An earlier EHR Report ("Clinical decision support," February 2013, p. 51) pointed out some of the limitations of currently available clinical decision support systems. Clearly, there is room for improvement when it comes to reminding clinicians about the importance of evidence-based recommendations during therapeutic and diagnostic interventions.
CME providers are naturally well positioned to offer the latest medical information at the point of care. An intelligent EHR system that identifies correlative patterns revealed through data analytics can present evidence-based recommendations to the clinician in an active, contextual manner based on the needs of an individual patient.
Learning done your way
The ability to customize individual learning plans that address identifiable gaps in care is another important benefit we can derive from Big Data analytics in EHR systems. Physicians and other specialists have specific needs and limited time to meet those needs, making it imperative that CME programming is as targeted as possible. As such, varying patient needs should be reflected in the education of primary care physicians.
With analytics of EHR data, CME providers can start to tailor their programs to address the needs of a clinician’s specific population of patients and patterns of practice. They can apply best-practice metrics to performance to identify specific gaps in care and then develop specific learning interventions to close those gaps.
The ultimate measure of success – patient outcomes
The standard of EHR data analytics is the ability to measure the impact of CME offerings on patient health outcomes and build feedback mechanisms based on educational content development and research. Drawing a direct relationship from learning to physician behavior to patient outcome won’t always be possible, but the data in EHR systems hold the promise of making such correlations with accuracy and timeliness.

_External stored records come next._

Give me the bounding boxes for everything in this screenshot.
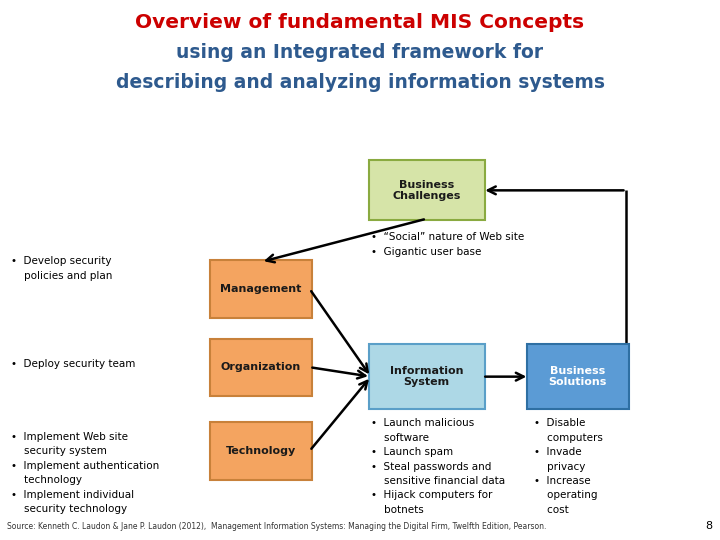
Text: •  “Social” nature of Web site
•  Gigantic user base: • “Social” nature of Web site • Gigantic… — [371, 232, 524, 256]
Text: Information
System: Information System — [390, 366, 464, 388]
Text: •  Deploy security team: • Deploy security team — [11, 359, 135, 369]
FancyBboxPatch shape — [369, 344, 485, 409]
Text: Management: Management — [220, 284, 302, 294]
Text: Organization: Organization — [221, 362, 301, 372]
Text: Overview of fundamental MIS Concepts: Overview of fundamental MIS Concepts — [135, 14, 585, 32]
Text: Business
Challenges: Business Challenges — [392, 179, 461, 201]
FancyBboxPatch shape — [369, 160, 485, 220]
Text: •  Develop security
    policies and plan: • Develop security policies and plan — [11, 256, 112, 281]
Text: Business
Solutions: Business Solutions — [549, 366, 607, 388]
Text: Source: Kenneth C. Laudon & Jane P. Laudon (2012),  Management Information Syste: Source: Kenneth C. Laudon & Jane P. Laud… — [7, 522, 546, 531]
Text: describing and analyzing information systems: describing and analyzing information sys… — [115, 73, 605, 92]
FancyBboxPatch shape — [210, 422, 312, 480]
FancyBboxPatch shape — [527, 344, 629, 409]
Text: using an Integrated framework for: using an Integrated framework for — [176, 43, 544, 62]
FancyBboxPatch shape — [210, 339, 312, 396]
FancyBboxPatch shape — [210, 260, 312, 318]
Text: •  Disable
    computers
•  Invade
    privacy
•  Increase
    operating
    cos: • Disable computers • Invade privacy • I… — [534, 418, 603, 515]
Text: 8: 8 — [706, 521, 713, 531]
Text: •  Implement Web site
    security system
•  Implement authentication
    techno: • Implement Web site security system • I… — [11, 432, 159, 514]
Text: •  Launch malicious
    software
•  Launch spam
•  Steal passwords and
    sensi: • Launch malicious software • Launch spa… — [371, 418, 505, 515]
Text: Technology: Technology — [226, 446, 296, 456]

The feedback mechanism is perhaps equally important in the development of new learning activities and content that take into account real-world results. A simple 1 to 5 score on an evaluation form doesn’t tell a medical educator anything about what happens after a clinician leaves the lecture hall. With a better understanding of the real-world impact of learning, CME developers can continuously improve their content to better serve the needs of their audiences and patients.
Data privacy concerns
Big Data has the power to transform every facet of our lives. How we use the data from EHRs – for clinical or commercial purposes – is up to us as a community. One way to ensure protection of data privacy rights would be to apply the same principle of informed consent that we use today for decisions related to the course of action we take with a patient. This means clinicians would have the right to know if and how information about their practice and/or patients could be used by another company, as well as details about how these data are identified/de-identified. Clinicians also should have the right to never be automatically opted into a process that uses any practice or patient data. Likewise, the right to opt out should always be one click away.
These data privacy rights will help ensure that analysis of the data held inside hundreds of thousands of EHR systems nationwide will harm neither clinicians nor their patients but rather improve, though continuous learning, the practice of medicine.
Dr. Skolnik is an associate director of the family medicine residency program at Abington (Pa.) Memorial Hospital. Dr. Bertman is a family physician in Rhode Island and the founder of Amazing Charts.